Most of my teachers at Chicago were open to my working on that. Some were skeptical that an economist should be working on these problems, so they forced a sociologist to be a member of my thesis committee. But I had enough of my faculty like (Milton) Friedman and others -- Ted Schultz, who eventually won the Nobel Prize also -- and some others there, who thought I was onto something, who encouraged me. So I kept doing it. My fellow graduate students were skeptical, and I'd go out to other economists, at MIT and elsewhere, very good places, they were very skeptical if this was economics. I don't know if I would have persisted if it wasn't -- I had some support among my faculty members who I admired so much. And given my own, you might say, rebellious instincts, the combination, I think both were necessary in enabling me to persist in the face of the fact that most economists thought this wasn't really economics, and this was sociology or whatever you wanted to call it. But I thought it was economics, in the sense I was using economic tools to discuss what was obviously, I would say, "This is a major problem. We economists should be talking about this," and they would be skeptical about that.

[ Key to Success ] Perseverance

Once it came out, it seems like it sort of sat there for a while. It was so innovative that people didn't take it seriously at first.

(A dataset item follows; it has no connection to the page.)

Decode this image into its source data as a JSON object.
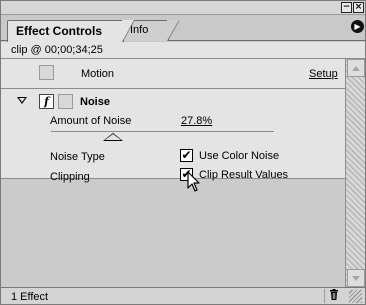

Gary Becker: I would say for ten years, it had almost no impact on anything that was done, was not discussed very much. Sat there. I mean, it got a couple of reviews that were favorable, and some were really extremely favorable, but they didn't have much impact either. And then, all of a sudden, maybe because of civil rights legislation, the Civil Rights Movement, these issues came to the fore. People were discussing these issues. And even economists began to see, "Well, this is an important issue." And then they discovered, "Well, Becker has this book out there on this subject that we haven't paid any attention to." So gradually, along with the subject, it became something economists discussed. And that just snowballed, and now my -- whatever you want to call it, discrimination economics, minority economics -- it's a tremendous, a very big field in economics, and a huge number of papers are written and books written about it every year. To my surprise, my book went into a second edition. It's still discussed a lot, still has a lot of references. So I find that very gratifying. It's almost 50 years since the book was published. I mean it was a thesis. I wrote that book when I was 23 years old basically. That this still, you know, is being discussed, and more importantly, that the field has expanded enormously. A lot of new work that's been done. But it took awhile. But once it caught on, when the subject caught on, then it really snowballed.